Fight for the Future, an Internet-freedom nonprofit best known for their role organizing massive online protests around SOPA, online privacy, and net neutrality, issued the following statement, which can be attributed to campaign director, Evan Greer:

"Today, the Internet wins again. The public has resoundingly rejected every attempt to limit our online freedom from SOPA to attacks on net neutrality. Today, Internet users around the world made their voices heard when Congress rejected an utterly broken and outdated trade negotiations process that has been abused for far too long to advance the interests of the largest industries at the expense of innovation and basic human rights.

Every month pro-Fast Track members of Congress have claimed that they would pass it and every month the overwhelming resistance from the public has forced them to abandon or delay their plans at the last minute. Trade Promotion Authority legislation will put us on a Fast Track to Internet censorship and decreased privacy, and would allow bureaucrats and lobbyists to make crucial decisions that impact the future of the Web in total secrecy.

Lobbyists from the MPAA and RIAA, the same folks that brought us Internet censorship bills like SOPA and PIPA and terrible trade agreements like ACTA, thought that the closed-door Trans-Pacific Partnership negotiations would be the perfect place for them to push through extreme copyright provisions that could be devastating for online free speech and the startup economy.

Today, we can celebrate a victory over this secrecy, and prepare ourselves to continue fighting for a world where decisions that impact the Web are made with transparency and accountability."

Fight for the Future is a digital rights nonprofit that has driven more than 130,000 emails and more than 15,000 phone calls to Congress in recent months, rallied more than 7,500 websites for an online protest, and helped coordinate a letter to Congress from more than 250 tech companies expressing transparency and tech related concerns about Fast Track legislation.

The group made headlines in March when they flew a 30' blimp over several of Senator Ron Wyden's town hall meetings calling for him to "Save the Internet" by opposing Fast Track for the TPP, and then parked a Jumbotron on capitol hill to display the viral video they made about the stunt. More recently, Fight for the Future made a splash on the hill when they delivered actual rubber stamps to every house Republican's office with a mock letter from President Obama asking Congress to "please rubber stamp my secret trade agenda."

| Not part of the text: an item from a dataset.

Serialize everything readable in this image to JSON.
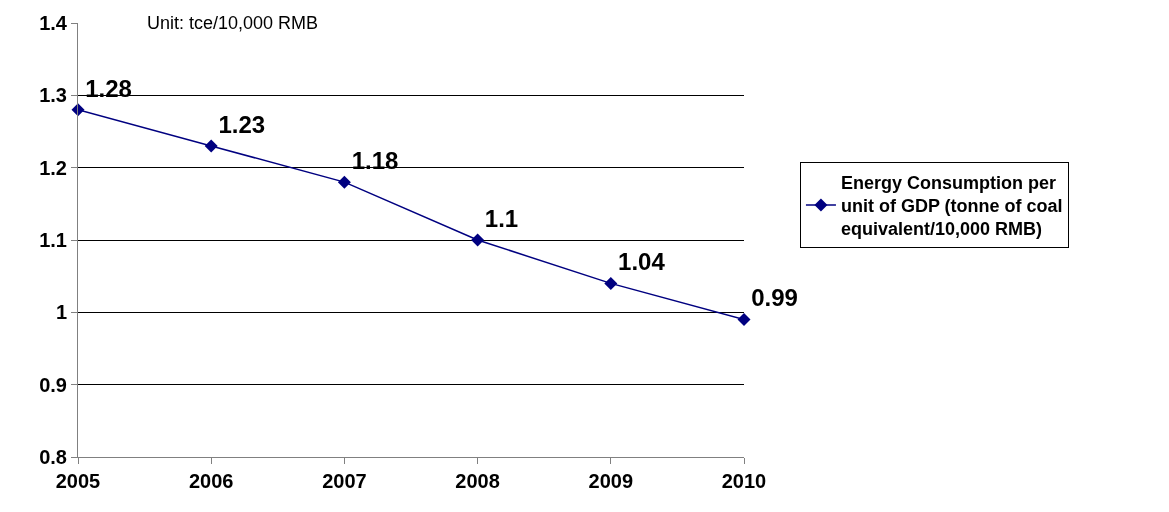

Fight for the Future works to defend the Internet as a free and open platform for expression and creativity, and is best known for their role organizing the massive online protests against SOPA, the Internet Slowdown for net neutrality, and the Reset The Net campaign for online privacy, which was endorsed by Edward Snowden.

Fight for the Future is a group of artists, engineers, activists, and technologists who have been behind the largest online protests in human history, channeling Internet outrage into political power to win public interest victories previously thought to be impossible. We fight for a future where technology liberates -- not oppresses -- us.